02/01/2011 – Sunday Island
Of 11,696 LTTE personnel taken into custody, 5,586 have left rehabilitation centres since the end of the war
By Shamindra Ferdinando
 

Commissioner General of Rehabilitation, Brigadier Sudantha Ranasinghe says more than half of combatants and support personnel of theLTTE detained at the conclusion of the war in May 2009 have been reunited with their families.


Brig. Ranasinghe says following rehabilitation 5,586 LTTE cadres have left rehabilitation centres since the end of the war. At the beginning rehabilitation centres held 11,696 LTTE personnel.


The brigadier emphasised that the army and the police hadn’t imposed restrictions on the LTTE cadres. Responding to a query by The Island, he said that about 100 more ex-Tigers would be released at a public gathering in Jaffna on Jan. 15 to coincide with Thaipongal.


Alan Keenan, Senior Analyst and Sri Lanka Project Director, International Crisis Group (ICG) recently criticised the rehabilitation process at the Sub Committee on Human Rights of the European Parliament. Interestingly, the Sub Committee conveniently had not invited Sri Lanka for the confab.


Keenan said: “The latest numbers we have been able to obtain – despite the lack of public registers – suggest that some 5,400 remain in detention, with 600-700 of these identified for legal prosecution. While it is positive that most seem now to have been released from arbitrary and unmonitored detention by the military, we have been receiving worrying reports that some of those who have been released to their home areas are subject to frequent and arbitrary questioning by the police and military.


the absence of independent monitoring of either the detention or “reintegration” of suspected LTTE cadres remains very worrying. The International Committee of the Red Cross (ICRC) was ordered last month to close its remaining offices in the Northern Province, after previously being blocked from working in government detention camps for LTTE suspects. The ICRC’s expertise in tracing the thousands of missing people in the north and east is and will be sorely missed.”


Brigadier Ranasinghe said that unlike thousands of Sinhala youth detained for five years by the then government for their involvement in the second JVP insurrection in the 80s, more than half of the LTTE fighting cadre had been already released. He said that only 4,761 remained in his care in centres in the Northern Province. The majority of them could be freed this year, he said, adding that those scheduled to be handed over to their families on Jan. 15 would be the first batch to be freed in 2011.


Ranasinghe said that Sri Lanka had received the support of the international community and business leaders to accelerate the rehabilitation process.

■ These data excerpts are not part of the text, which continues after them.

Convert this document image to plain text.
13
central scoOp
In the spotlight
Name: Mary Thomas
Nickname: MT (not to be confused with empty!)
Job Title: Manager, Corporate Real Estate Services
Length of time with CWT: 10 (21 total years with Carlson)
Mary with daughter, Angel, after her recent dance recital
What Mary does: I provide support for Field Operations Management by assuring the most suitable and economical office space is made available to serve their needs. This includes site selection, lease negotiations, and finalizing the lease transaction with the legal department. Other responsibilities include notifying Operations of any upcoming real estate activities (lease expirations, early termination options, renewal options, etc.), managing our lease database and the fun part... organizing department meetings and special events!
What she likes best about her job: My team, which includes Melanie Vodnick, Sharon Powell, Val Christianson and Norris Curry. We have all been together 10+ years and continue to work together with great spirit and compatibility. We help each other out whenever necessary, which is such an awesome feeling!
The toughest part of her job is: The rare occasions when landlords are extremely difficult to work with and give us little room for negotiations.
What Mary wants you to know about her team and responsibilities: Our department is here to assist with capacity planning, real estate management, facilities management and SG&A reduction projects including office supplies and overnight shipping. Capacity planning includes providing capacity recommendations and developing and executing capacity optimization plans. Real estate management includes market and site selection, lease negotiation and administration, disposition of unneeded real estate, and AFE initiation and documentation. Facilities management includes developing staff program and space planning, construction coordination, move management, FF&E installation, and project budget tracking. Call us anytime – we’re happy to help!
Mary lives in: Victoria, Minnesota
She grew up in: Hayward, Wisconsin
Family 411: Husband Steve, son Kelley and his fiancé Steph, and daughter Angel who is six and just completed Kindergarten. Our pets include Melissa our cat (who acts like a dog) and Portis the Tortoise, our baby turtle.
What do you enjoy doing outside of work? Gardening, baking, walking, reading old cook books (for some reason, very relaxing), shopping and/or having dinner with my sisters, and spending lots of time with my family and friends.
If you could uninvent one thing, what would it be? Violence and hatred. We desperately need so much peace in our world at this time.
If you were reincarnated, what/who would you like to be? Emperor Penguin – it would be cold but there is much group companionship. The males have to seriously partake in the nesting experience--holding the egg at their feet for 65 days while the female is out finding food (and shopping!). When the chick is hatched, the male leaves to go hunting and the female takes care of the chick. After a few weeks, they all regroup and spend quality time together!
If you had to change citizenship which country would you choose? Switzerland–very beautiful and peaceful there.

In spite of concerns expressed by a section of the officialdom, former Justice Minister Milinda Moragoda secured the assistance from the international community, business leaders and civil society organisations, including the Hindu Congress for the rehabilitation of LTTE cadres.


Brigadier Ranasinghe said that there were only nine rehabilitation centres for ex-LTTE combatants at present, though there had been 24 at the inception. The Rehabilitation Chief said that of some 361 child soldiers, who had sat the GCE (O/L) examination last year, 211 qualified to do GCE (A/L).